Tidak ada seorang mukmin pun yang terlampau percaya diri bisa menyelesaikan setiap persoalan kehidupannya. Kita harus mengandalkan sujud kita, doa kita, pengharapan kita kepada Allah Ta’ala. Jika kita tinggal di gudang ilmu sekalipun, bilamana tidak Allah berkati—tidak akan membawa manfaat. Kita mesti selalu berdoa kepada Allah di setiap hembusan nafas. Mereka yang tidak berdoa kepada Allah adalah orang yang sombong. Apapun masalah kita, Allah lah yang menyelesaikan. Itulah bentuk ubudiyah kita.

Segala hal di luar shalat adalah ujian. Kita harus khawatir dengan tipuan dari sebuah ujian. Kemana pun kita pergi, banyak tipuannya. Bahkan dalam karunia Allah sekalipun. Kita tidak mengetahui bagaimana mengolah otak kita dengan baik, pemikiran kita, kesehatan kita. Tidak sedikit waktu luang kemudian menjadi sebuah musibah. Kesehatan pun bisa menjadi musibah.

Harus takut kepada Allah Ta’ala. Memohon bimbingan-Nya, perlindungan-Nya di setiap hal. Semua hal yang Allah datangkan bisa menjadi fitnah, kecuali mereka yang berlindung kepada Allah Ta’ala. Jangan berhenti berdoa. Mohon selalu perlindungan, bahkan ketika mengkaji Al-Qur’an sekalipun.

Shalat

Tidak ada seorang mukmin pun yang terlampau percaya diri bisa menyelesaikan setiap persoalan kehidupannya. Kita harus mengandalkan sujud kita, doa kita, pengharapan kita kepada Allah Ta'ala.

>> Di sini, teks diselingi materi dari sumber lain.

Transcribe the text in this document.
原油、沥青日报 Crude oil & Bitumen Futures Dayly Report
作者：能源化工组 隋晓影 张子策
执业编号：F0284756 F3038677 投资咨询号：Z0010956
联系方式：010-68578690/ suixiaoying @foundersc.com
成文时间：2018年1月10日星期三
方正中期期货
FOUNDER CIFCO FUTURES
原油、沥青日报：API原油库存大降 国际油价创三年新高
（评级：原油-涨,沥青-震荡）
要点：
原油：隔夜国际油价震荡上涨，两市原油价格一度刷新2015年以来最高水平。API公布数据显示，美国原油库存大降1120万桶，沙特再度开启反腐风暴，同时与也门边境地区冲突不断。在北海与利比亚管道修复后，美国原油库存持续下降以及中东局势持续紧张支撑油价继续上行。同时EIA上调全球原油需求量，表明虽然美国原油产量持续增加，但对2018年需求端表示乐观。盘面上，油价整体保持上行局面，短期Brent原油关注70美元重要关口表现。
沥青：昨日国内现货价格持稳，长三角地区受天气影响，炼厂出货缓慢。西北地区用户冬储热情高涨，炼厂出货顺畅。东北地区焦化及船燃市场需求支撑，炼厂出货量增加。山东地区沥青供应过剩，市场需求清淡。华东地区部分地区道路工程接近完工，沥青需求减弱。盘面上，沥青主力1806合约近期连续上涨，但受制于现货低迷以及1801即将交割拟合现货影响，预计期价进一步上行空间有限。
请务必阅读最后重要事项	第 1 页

Seorang pejalan adalah seorang yang betul-betul mengandalkan Allah di setiap saatnya. Memohon di setiap hal, meminta atas segala hal, bahkan kreatifitas pun memohon bimbingan—dari semua hal yang Allah datangkan, senantiasa memohon perlindungan kepada Allah Ta’ala.

Bahkan mimpi pun bisa jadi ujian. Seseorang bisa diuji di dalam mimpi tentang sebuah hukum.

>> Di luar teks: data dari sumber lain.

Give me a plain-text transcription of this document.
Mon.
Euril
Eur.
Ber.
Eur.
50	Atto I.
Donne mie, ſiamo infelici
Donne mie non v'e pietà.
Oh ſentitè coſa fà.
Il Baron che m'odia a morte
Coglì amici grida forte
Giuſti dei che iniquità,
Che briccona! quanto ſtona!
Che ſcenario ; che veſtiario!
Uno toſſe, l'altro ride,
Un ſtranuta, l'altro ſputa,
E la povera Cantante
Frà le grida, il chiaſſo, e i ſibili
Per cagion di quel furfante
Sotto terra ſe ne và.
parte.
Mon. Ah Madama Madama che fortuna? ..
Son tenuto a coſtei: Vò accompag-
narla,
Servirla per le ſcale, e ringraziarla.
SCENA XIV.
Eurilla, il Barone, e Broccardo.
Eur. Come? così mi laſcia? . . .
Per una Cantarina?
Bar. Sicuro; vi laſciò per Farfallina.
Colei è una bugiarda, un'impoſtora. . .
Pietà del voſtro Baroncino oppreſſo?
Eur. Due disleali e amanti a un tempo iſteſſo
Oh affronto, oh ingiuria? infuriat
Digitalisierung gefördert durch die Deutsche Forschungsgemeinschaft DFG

Semua hal yang Allah datangkan bisa jadi ujian.

Rentang dosa sangat luas, dari hal yang sangat remeh sampai hal yang berat. Dosa kecil jika dilakukan rutin akan menjadi bukit juga, membesar dan semakin membesar. Dosa kecil yang dianggap remeh akan menjadi besar juga.

Setiap orang ada spektrum dosanya. Amat jarang yang kemudian memandang sesuatu hal sebagai adz-dzanbu, karena dianggapnya sebagai sesuatu hal yang kecil.

Semakin khusus seseorang, maka semakin bersih hatinya. Bagi orang yang khusus, semua hal menjadi adz-dzanbu.

Seperti kisah Nabi Yaqub a.s. yang dibuat buta berpuluh tahun, seolah-olah beliau kurang hati-hati menitipkan anaknya ke kakak-kakaknya, dan tidak menitipkan dulu ke Allah Ta’ala. Bagi seorang Nabi, itu adalah hal yang fatal, hingga kemudian Nabi Yaqub a.s. menjadi buta. Tapi seorang Nabi Yaqub a.s. tidak berputus asa dari rahmat Allah, hingga kemudian mencium wangi Nabi Yusuf a.s. dan sembuh dari kebutaannya.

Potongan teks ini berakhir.